Overview. MR.D.I.Y.’s recorded the best ever quarter performance with top and bottom-line rising by 27% and 49% to RM975.4m and RM134.6m in 4Q21, owing to higher contribution from number of new stores (+23% yoy) and higher average monthly sales per stores (+4% yoy), as well as higher average basket size (+7% yoy). The total number of stores jumped to 900 during the period over total transactions of 33.1m (+20% yoy).
Key Highlights: Nevertheless, in FY21, the GP margin dropped by 1.3 ppts cue to higher and other input costs amidst margin dilution from sales contribution of MR Dollar segment.
Against estimates: Inline. Overall, FY21 net profit recorded above ours, but below consensus’ estimate at 110% and 71% respectively. We believe the higher-than-expected earnings’ estimate was due to return of the footfall and normalised retail operation hour during NRP implementation.

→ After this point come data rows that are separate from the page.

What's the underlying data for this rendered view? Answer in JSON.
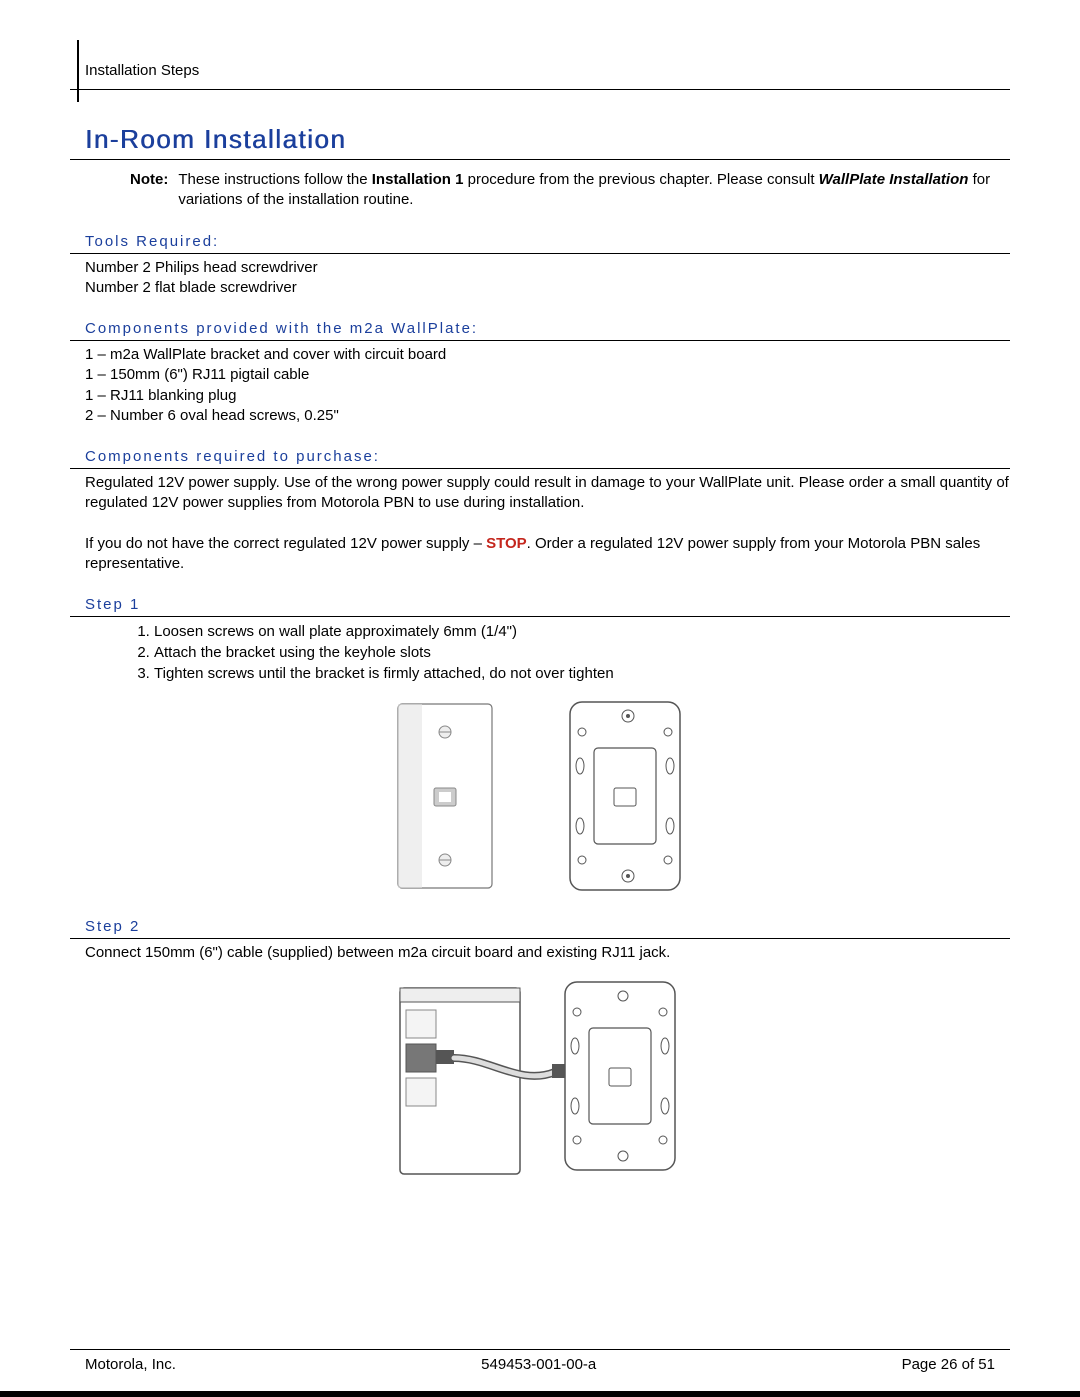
{
  "header": {
    "breadcrumb": "Installation Steps"
  },
  "title": "In-Room Installation",
  "note": {
    "label": "Note:",
    "text_pre": "These instructions follow the ",
    "bold1": "Installation 1",
    "text_mid": " procedure from the previous chapter.  Please consult ",
    "bolditalic": "WallPlate Installation",
    "text_post": " for variations of the installation routine."
  },
  "sections": {
    "tools": {
      "heading": "Tools Required:",
      "lines": [
        "Number 2 Philips head screwdriver",
        "Number 2 flat blade screwdriver"
      ]
    },
    "provided": {
      "heading": "Components provided with the m2a WallPlate:",
      "lines": [
        "1 – m2a WallPlate bracket and cover with circuit board",
        "1 – 150mm (6\") RJ11 pigtail cable",
        "1 – RJ11 blanking plug",
        "2 – Number 6 oval head screws, 0.25\""
      ]
    },
    "purchase": {
      "heading": "Components required to purchase:",
      "p1": "Regulated 12V power supply.  Use of the wrong power supply could result in damage to your WallPlate unit.  Please order a small quantity of regulated 12V power supplies from Motorola PBN to use during installation.",
      "p2_pre": "If you do not have the correct regulated 12V power supply – ",
      "p2_stop": "STOP",
      "p2_post": ".  Order a regulated 12V power supply from your Motorola PBN sales representative."
    },
    "step1": {
      "heading": "Step 1",
      "items": [
        "Loosen screws on wall plate approximately 6mm (1/4\")",
        "Attach the bracket using the keyhole slots",
        "Tighten screws until the bracket is firmly attached, do not over tighten"
      ]
    },
    "step2": {
      "heading": "Step 2",
      "text": "Connect 150mm (6\") cable (supplied) between m2a circuit board and existing RJ11 jack."
    }
  },
  "footer": {
    "left": "Motorola, Inc.",
    "center": "549453-001-00-a",
    "right": "Page 26 of 51"
  }
}
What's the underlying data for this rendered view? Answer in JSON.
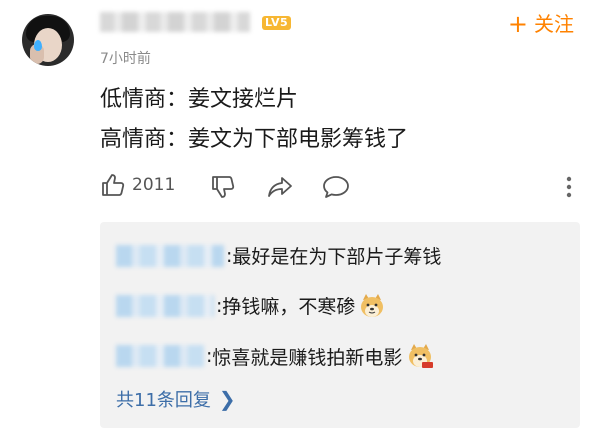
{
  "header": {
    "level_badge": "LV5",
    "follow_label": "关注",
    "time": "7小时前"
  },
  "comment": {
    "lines": [
      "低情商：姜文接烂片",
      "高情商：姜文为下部电影筹钱了"
    ],
    "like_count": "2011"
  },
  "replies": {
    "items": [
      {
        "text": "最好是在为下部片子筹钱",
        "emoji": ""
      },
      {
        "text": "挣钱嘛，不寒碜",
        "emoji": "doge-icon"
      },
      {
        "text": "惊喜就是赚钱拍新电影",
        "emoji": "doge-money-icon"
      }
    ],
    "more_label": "共11条回复"
  },
  "colors": {
    "accent": "#ff8200",
    "link": "#3d6ea8",
    "badge": "#f7b733"
  }
}
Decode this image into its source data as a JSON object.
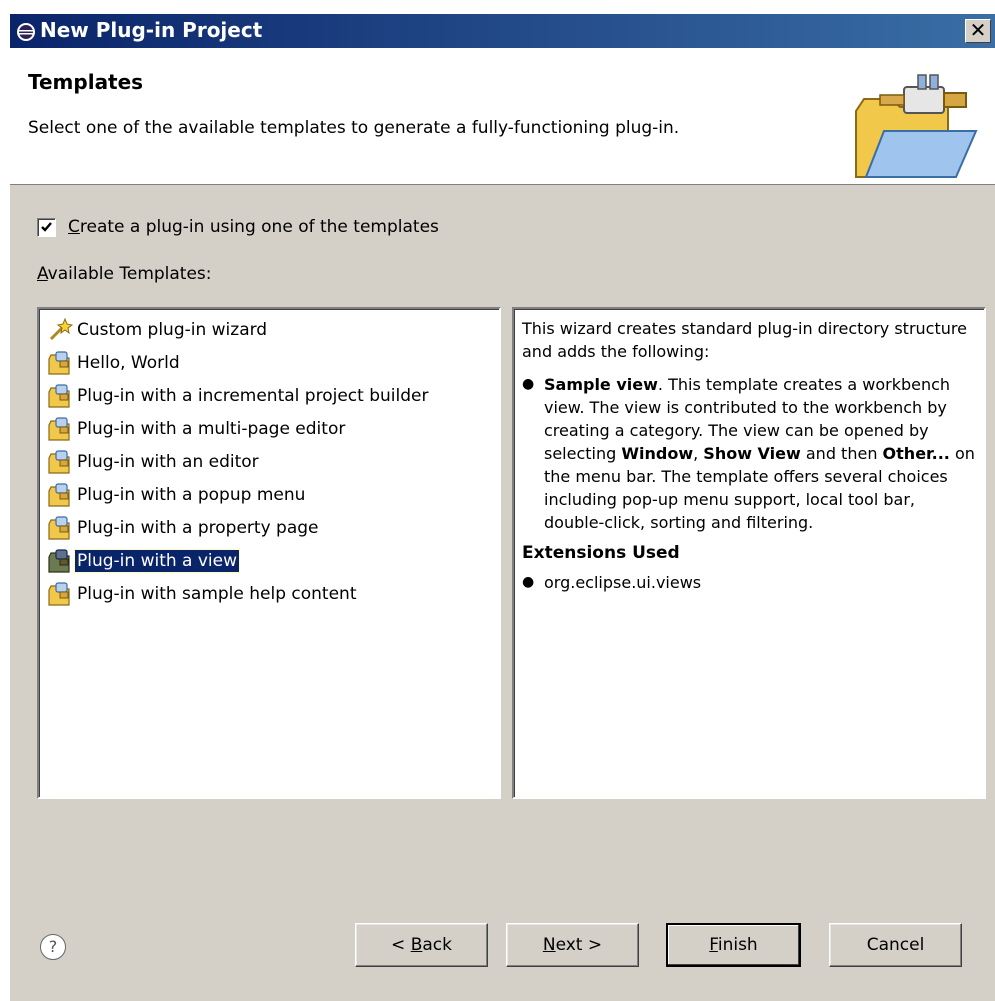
{
  "window": {
    "title": "New Plug-in Project",
    "close_label": "✕"
  },
  "header": {
    "title": "Templates",
    "description": "Select one of the available templates to generate a fully-functioning plug-in."
  },
  "checkbox": {
    "checked": true,
    "mnemonic": "C",
    "label_rest": "reate a plug-in using one of the templates"
  },
  "available": {
    "mnemonic": "A",
    "label_rest": "vailable Templates:"
  },
  "templates": [
    {
      "label": "Custom plug-in wizard",
      "icon": "wizard-icon"
    },
    {
      "label": "Hello, World",
      "icon": "plugin-template-icon"
    },
    {
      "label": "Plug-in with a incremental project builder",
      "icon": "plugin-template-icon"
    },
    {
      "label": "Plug-in with a multi-page editor",
      "icon": "plugin-template-icon"
    },
    {
      "label": "Plug-in with an editor",
      "icon": "plugin-template-icon"
    },
    {
      "label": "Plug-in with a popup menu",
      "icon": "plugin-template-icon"
    },
    {
      "label": "Plug-in with a property page",
      "icon": "plugin-template-icon"
    },
    {
      "label": "Plug-in with a view",
      "icon": "plugin-template-icon",
      "selected": true
    },
    {
      "label": "Plug-in with sample help content",
      "icon": "plugin-template-icon"
    }
  ],
  "description": {
    "intro": "This wizard creates standard plug-in directory structure and adds the following:",
    "bullet_bold": "Sample view",
    "bullet_text_1": ". This template creates a workbench view. The view is contributed to the workbench by creating a category. The view can be opened by selecting ",
    "bold_window": "Window",
    "comma": ", ",
    "bold_show_view": "Show View",
    "and_then": " and then ",
    "bold_other": "Other...",
    "bullet_text_2": " on the menu bar. The template offers several choices including pop-up menu support, local tool bar, double-click, sorting and filtering.",
    "extensions_heading": "Extensions Used",
    "extension": "org.eclipse.ui.views"
  },
  "buttons": {
    "help_icon": "?",
    "back_prefix": "< ",
    "back_mnemonic": "B",
    "back_rest": "ack",
    "next_mnemonic": "N",
    "next_rest": "ext >",
    "finish_mnemonic": "F",
    "finish_rest": "inish",
    "cancel": "Cancel"
  },
  "colors": {
    "selection": "#0a246a",
    "titlebar_start": "#0a246a",
    "titlebar_end": "#3a6ea5",
    "dialog_bg": "#d4d0c8"
  }
}
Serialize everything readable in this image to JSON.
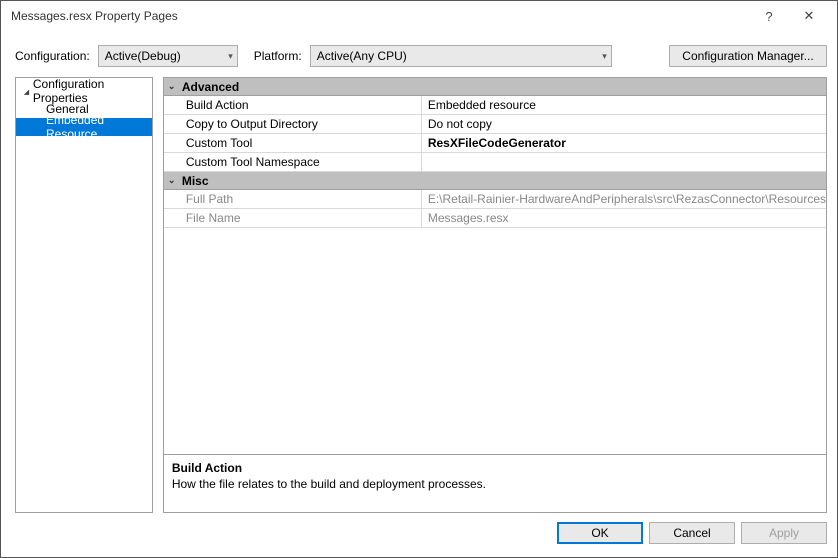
{
  "title": "Messages.resx Property Pages",
  "titlebar": {
    "help": "?",
    "close": "✕"
  },
  "config": {
    "configurationLabel": "Configuration:",
    "configurationValue": "Active(Debug)",
    "platformLabel": "Platform:",
    "platformValue": "Active(Any CPU)",
    "managerButton": "Configuration Manager..."
  },
  "tree": {
    "root": "Configuration Properties",
    "general": "General",
    "embeddedResource": "Embedded Resource"
  },
  "categories": {
    "advanced": "Advanced",
    "misc": "Misc"
  },
  "props": {
    "buildAction": {
      "name": "Build Action",
      "value": "Embedded resource"
    },
    "copyToOutput": {
      "name": "Copy to Output Directory",
      "value": "Do not copy"
    },
    "customTool": {
      "name": "Custom Tool",
      "value": "ResXFileCodeGenerator"
    },
    "customToolNs": {
      "name": "Custom Tool Namespace",
      "value": ""
    },
    "fullPath": {
      "name": "Full Path",
      "value": "E:\\Retail-Rainier-HardwareAndPeripherals\\src\\RezasConnector\\Resources"
    },
    "fileName": {
      "name": "File Name",
      "value": "Messages.resx"
    }
  },
  "desc": {
    "title": "Build Action",
    "text": "How the file relates to the build and deployment processes."
  },
  "buttons": {
    "ok": "OK",
    "cancel": "Cancel",
    "apply": "Apply"
  }
}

Outlook. We remain upbeat on MR.D.I.Y’s business prospect as we see continuous strong demand for its home improvement products. Sector-wise, since adults and the total population vaccination rates have now reached 98% and 79%, we believe lockdown is no longer viable, thus we expect the consumer sector’s recovery to continue. This is aided by sustainable private consumption on the back of a resilient employment rate.
Our call. Given the encouraging results, we are likely to raise our earnings forecast for FY22-FY24F pending some clarifications from the management. We maintain our target price of RM4.00 based on average FY22/23F EPS of 6.7sen and of 59.5x and HOLD recommendation for MRDIY.